In more recent work, Marika Cabral, Bokyung Kim, Maya Rossin-Slater, Hannes Schwandt, and I turned to analyzing the effects of gun violence in schools on students' educational and labor market trajectories (NBER, 2020). Using detailed administrative data from Texas, we began by following individual students over time and compared within-student changes in short-run educational outcomes, such as absenteeism, following a shooting at their school to changes in the same outcomes among students at control schools that were chosen to be similar based on institutional and student demographic characteristics. This analysis showed that shootings at schools lead to worse student outcomes in the years following the event, including increased rates of chronic absenteeism and grade repetition. To examine the effects of shootings on educational and labor market outcomes over the longer run, we then compared later life outcomes among students who were exposed to a shooting at their school to the outcomes among students who attended the same schools but in the years before the event. As in the short-run analysis, we compared these differences in cohort outcomes to the analogous differences in matched control schools. This analysis revealed that shootings at schools lead to reductions in rates of high school graduation, college attendance, and college graduation, and adversely impact labor market outcomes including reductions in employment and earnings years later.

How do the impacts of shootings at schools compare to exposure to shootings in other settings?
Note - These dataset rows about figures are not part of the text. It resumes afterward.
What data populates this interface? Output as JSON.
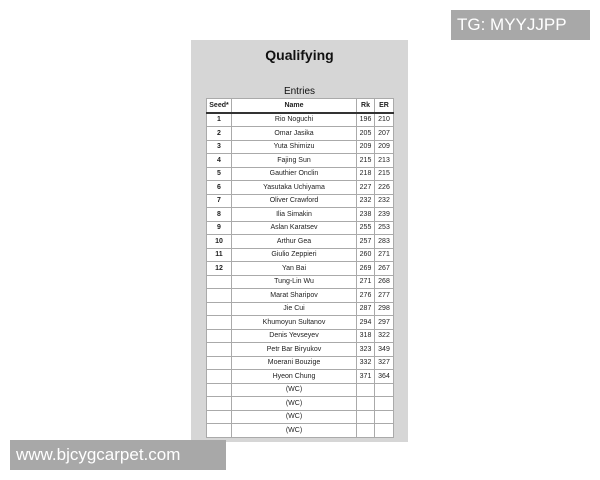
{
  "title": "Qualifying",
  "subtitle": "Entries",
  "columns": [
    "Seed*",
    "Name",
    "Rk",
    "ER"
  ],
  "rows": [
    {
      "seed": "1",
      "name": "Rio Noguchi",
      "rk": "196",
      "er": "210"
    },
    {
      "seed": "2",
      "name": "Omar Jasika",
      "rk": "205",
      "er": "207"
    },
    {
      "seed": "3",
      "name": "Yuta Shimizu",
      "rk": "209",
      "er": "209"
    },
    {
      "seed": "4",
      "name": "Fajing Sun",
      "rk": "215",
      "er": "213"
    },
    {
      "seed": "5",
      "name": "Gauthier Onclin",
      "rk": "218",
      "er": "215"
    },
    {
      "seed": "6",
      "name": "Yasutaka Uchiyama",
      "rk": "227",
      "er": "226"
    },
    {
      "seed": "7",
      "name": "Oliver Crawford",
      "rk": "232",
      "er": "232"
    },
    {
      "seed": "8",
      "name": "Ilia Simakin",
      "rk": "238",
      "er": "239"
    },
    {
      "seed": "9",
      "name": "Aslan Karatsev",
      "rk": "255",
      "er": "253"
    },
    {
      "seed": "10",
      "name": "Arthur Gea",
      "rk": "257",
      "er": "283"
    },
    {
      "seed": "11",
      "name": "Giulio Zeppieri",
      "rk": "260",
      "er": "271"
    },
    {
      "seed": "12",
      "name": "Yan Bai",
      "rk": "269",
      "er": "267"
    },
    {
      "seed": "",
      "name": "Tung-Lin Wu",
      "rk": "271",
      "er": "268"
    },
    {
      "seed": "",
      "name": "Marat Sharipov",
      "rk": "276",
      "er": "277"
    },
    {
      "seed": "",
      "name": "Jie Cui",
      "rk": "287",
      "er": "298"
    },
    {
      "seed": "",
      "name": "Khumoyun Sultanov",
      "rk": "294",
      "er": "297"
    },
    {
      "seed": "",
      "name": "Denis Yevseyev",
      "rk": "318",
      "er": "322"
    },
    {
      "seed": "",
      "name": "Petr Bar Biryukov",
      "rk": "323",
      "er": "349"
    },
    {
      "seed": "",
      "name": "Moerani Bouzige",
      "rk": "332",
      "er": "327"
    },
    {
      "seed": "",
      "name": "Hyeon Chung",
      "rk": "371",
      "er": "364"
    },
    {
      "seed": "",
      "name": "(WC)",
      "rk": "",
      "er": ""
    },
    {
      "seed": "",
      "name": "(WC)",
      "rk": "",
      "er": ""
    },
    {
      "seed": "",
      "name": "(WC)",
      "rk": "",
      "er": ""
    },
    {
      "seed": "",
      "name": "(WC)",
      "rk": "",
      "er": ""
    }
  ],
  "watermark_top": "TG: MYYJJPP",
  "watermark_bottom": "www.bjcygcarpet.com"
}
Schnell: The evidence suggests that shootings at schools have effects on students that are, if anything, more pronounced than exposure to gun violence in other settings. There are several reasons why this might be the case. First, school shootings take place in institutions whose central purpose is to promote human capital development. It is easy to imagine how losing trust in schools' ability to keep students safe could affect students' educational trajectories. Moreover, compared to gun violence in other settings, shootings that occur at schools can also affect other educational inputs—such as teaching quality and classroom resources—that themselves influence student learning. We find that acts of gun violence in Texas public schools led to increased rates of turnover among teachers and teaching support staff. It is therefore likely that disruptions to the continuity of instruction contribute to the negative effects on student outcomes that we find.

 

What do you think are the next major steps in the economic research of school shootings?
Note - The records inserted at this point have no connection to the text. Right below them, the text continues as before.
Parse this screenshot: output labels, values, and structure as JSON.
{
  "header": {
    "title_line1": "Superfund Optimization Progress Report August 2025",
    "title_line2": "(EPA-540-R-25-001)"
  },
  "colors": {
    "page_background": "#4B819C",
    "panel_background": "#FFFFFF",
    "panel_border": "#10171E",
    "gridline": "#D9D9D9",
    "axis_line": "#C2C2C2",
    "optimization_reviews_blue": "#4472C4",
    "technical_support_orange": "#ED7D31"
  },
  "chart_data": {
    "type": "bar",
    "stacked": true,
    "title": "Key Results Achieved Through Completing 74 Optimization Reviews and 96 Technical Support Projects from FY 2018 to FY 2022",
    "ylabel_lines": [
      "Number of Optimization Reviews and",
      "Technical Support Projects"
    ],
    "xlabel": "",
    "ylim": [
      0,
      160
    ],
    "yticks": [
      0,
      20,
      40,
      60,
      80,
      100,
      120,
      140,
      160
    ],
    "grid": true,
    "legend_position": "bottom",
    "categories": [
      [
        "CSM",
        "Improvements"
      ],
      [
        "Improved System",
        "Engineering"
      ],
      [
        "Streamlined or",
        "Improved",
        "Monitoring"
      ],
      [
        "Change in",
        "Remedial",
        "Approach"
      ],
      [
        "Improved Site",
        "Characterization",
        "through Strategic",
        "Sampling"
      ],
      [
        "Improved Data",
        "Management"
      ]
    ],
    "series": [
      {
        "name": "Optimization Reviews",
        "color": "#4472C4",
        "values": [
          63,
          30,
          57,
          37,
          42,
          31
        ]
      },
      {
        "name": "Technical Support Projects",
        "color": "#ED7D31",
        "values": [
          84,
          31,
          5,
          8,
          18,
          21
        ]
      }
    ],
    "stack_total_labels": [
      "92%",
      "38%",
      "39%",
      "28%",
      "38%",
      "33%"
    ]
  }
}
Schnell: Our work points to two areas for future research. First and foremost, our results increase the urgency to identify and adopt policies, such as stricter regulation surrounding gun ownership, that can prevent these tragic events from occurring. Moreover, the fact that we find large, adverse impacts of exposure to shootings on students’ long-term outcomes indicates that current interventions and resources devoted to helping survivors of school shootings are not sufficient to counteract the negative effects. Additional research is needed to identify effective interventions that can help mitigate the lasting consequences of exposure to gun violence in American schools.